Verkeerspsychologie is praktisch toepasbaar
Zo’n 50 jaar geleden pakte je als ontwerper een richtlijn uit de kast en ging je aan de slag. Het aantal verkeersdoden bereikte in die tijd een dramatische piek: 3200 mensen verloren in 1972 het leven in het verkeer. Na een scherpe daling tot 570 verkeersdoden in 2014, wordt, ondanks een lichte toename sindsdien, hardop gesproken over nul verkeersdoden als streefcijfer. Is er een causaal verband tussen het verloop van deze slachtoffercijfers en toenemende kennis over verkeersgedrag? Een gesprek met Dick de Waard, hoogleraar verkeerspsychologie en mobiliteitsbehoud aan de Rijksuniversiteit Groningen.
Nettie Bakker
“Mechanisch falen is zeldzaam, dus wordt er al snel naar de mens gewezen als oorzaak van ongevallen. Ik vind dat te beperkt, want het gaat om de interactie tussen mens en machine, mens en andere mensen (weggebruikers), en mens en omgeving. Niemand wil een ongeluk, het is dus beter je te richten op al deze factoren en te bezien waarom het soms mis gaat.”
We spreken over verkeerspsychologie. “Nooit het droomvak van psychologie-studenten”, ervaart De Waard, maar komen ze via de minor ‘Psychology in Society’ eenmaal in aanraking met verkeerspsychologie, dan vinden studenten dit vakgebied vaak verrassend interessant en toepasbaar in de praktijk van alledag. Dat geeft ze een extra drijfveer.”
Verkeer is gedrag
Kijken we naar de praktijk, is verkeerspsychologie, dan wel kennis van verkeersgedrag, te beschouwen als een vakspecialisme of als wezenlijk onderdeel van de generieke kennis van verkeerskundigen? “Verkeer ís gedrag”, benadrukt De Waard, “en daardoor té omvangrijk voor generalistische kennis, maar met de toenemende basiskennis van verkeersgedrag bij verkeerskundigen, hebben we wel al veel bereikt. Je kunt nog zo mooi ontwerpen, je bereikt niet het gewenste weggedrag als je er niet met de blik van de mens naar kijkt. Ik ben bijvoorbeeld blij dat ik geen choke meer hoef te bedienen na het starten van de auto, maar over mijn automatische ruitenwissers ben ik minder tevreden.

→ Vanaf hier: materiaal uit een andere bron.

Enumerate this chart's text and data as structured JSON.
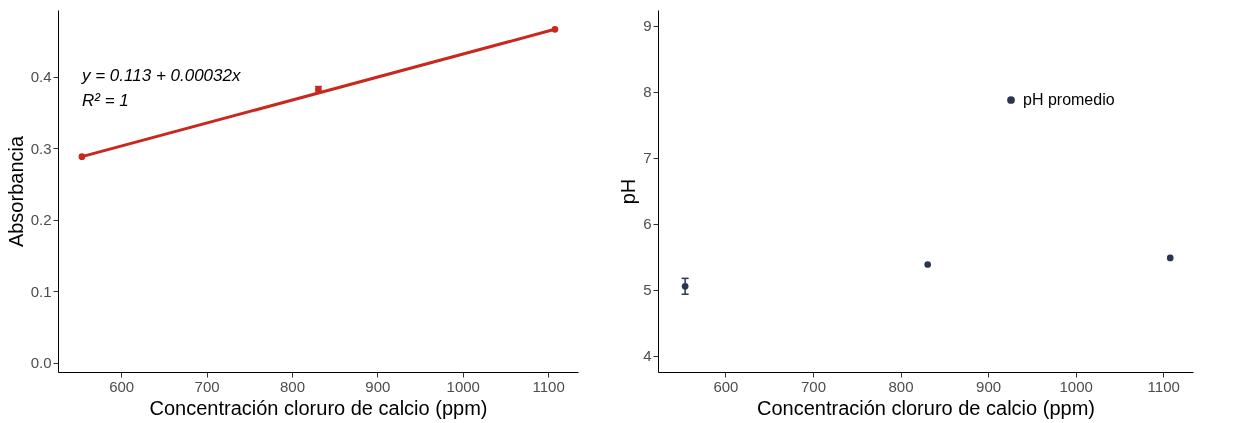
{
  "chart_data": [
    {
      "type": "scatter",
      "xlabel": "Concentración cloruro de calcio (ppm)",
      "ylabel": "Absorbancia",
      "annotations": [
        "y = 0.113 + 0.00032x",
        "R² = 1"
      ],
      "xlim": [
        526,
        1135
      ],
      "xticks": [
        600,
        700,
        800,
        900,
        1000,
        1100
      ],
      "ylim": [
        -0.013,
        0.493
      ],
      "yticks": [
        {
          "value": 0,
          "label": "0.0"
        },
        0.1,
        0.2,
        0.3,
        0.4
      ],
      "grid": false,
      "series": [
        {
          "type": "line",
          "color": "#c8281e",
          "x": [
            554,
            1108
          ],
          "values": [
            0.288,
            0.466
          ]
        },
        {
          "color": "#c8281e",
          "marker": "circle",
          "x": [
            554,
            831,
            1108
          ],
          "values": [
            0.288,
            0.382,
            0.466
          ],
          "errors": [
            null,
            0.004,
            null
          ]
        }
      ]
    },
    {
      "type": "scatter",
      "xlabel": "Concentración cloruro de calcio (ppm)",
      "ylabel": "pH",
      "xlim": [
        523,
        1134
      ],
      "xticks": [
        600,
        700,
        800,
        900,
        1000,
        1100
      ],
      "ylim": [
        3.75,
        9.24
      ],
      "yticks": [
        4,
        5,
        6,
        7,
        8,
        9
      ],
      "grid": false,
      "legend": "top right",
      "marker": "circle",
      "series": [
        {
          "name": "pH promedio",
          "color": "#2b3553",
          "x": [
            554,
            831,
            1108
          ],
          "values": [
            5.05,
            5.38,
            5.48
          ],
          "errors": [
            0.12,
            null,
            null
          ]
        }
      ]
    }
  ]
}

Het stoort me dat die net iets later of langzamer aangaan dan ik ze zelf zou activeren. Zo’n ontwerp schiet bij mij dus zijn doel voorbij: comfort bieden en meer aandacht voor het verkeer. Het bewerkt het tegendeel.”

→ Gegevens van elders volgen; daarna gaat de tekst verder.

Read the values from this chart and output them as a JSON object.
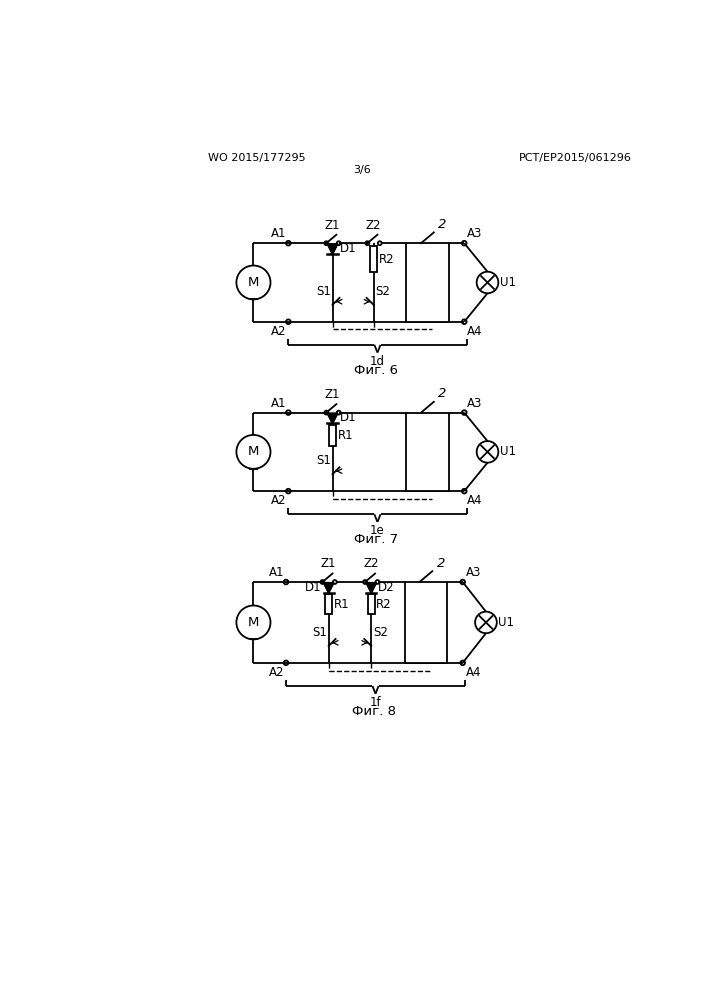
{
  "background_color": "#ffffff",
  "header_left": "WO 2015/177295",
  "header_right": "PCT/EP2015/061296",
  "header_center": "3/6",
  "fig6_label": "Фиг. 6",
  "fig7_label": "Фиг. 7",
  "fig8_label": "Фиг. 8",
  "diagram1_id": "1d",
  "diagram2_id": "1e",
  "diagram3_id": "1f",
  "line_color": "#000000",
  "line_width": 1.3,
  "font_size_labels": 8.5,
  "font_size_header": 8
}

Gevraagd naar de ontwikkelingen in gedragsonderzoek, valt het De Waard op dat er veel onderzoek wordt gedaan naar de relatie gedrag en automatisering. “Zo veel, dat het bijna niet bij te benen is. Daarnaast is er veel aandacht voor ouderen en mobiliteit.” Terecht, zo ervaart De Waard intussen aan den lijve: “Ik ben 56 jaar en krijg al moeite met achterom kijken op de fiets. Daar kun je niets aan doen als mens. We kijken daarom naar techniek en elektronica om mensen daarbij te helpen.”
Relaxte routes
Een vertaling ervan naar de praktijk is bijvoorbeeld de zogenoemde ‘relaxte route’ voor ouderen waarop ze geen of minder linksafbewegingen hoeven te maken. “Dat kan een goede oplossing zijn. Mensen rijden gerust een stukje om als het ze meer veiligheid en comfort biedt.” De Waard ziet meer interessante toepassingen en noemt het concept ‘Pay as you drive’, waarbij mensen minder verzekeringsbijdrage betalen bij goed weggedrag. “De ANWB zet daar sterk op in, maar bedrijven kunnen dat ook toepassen.”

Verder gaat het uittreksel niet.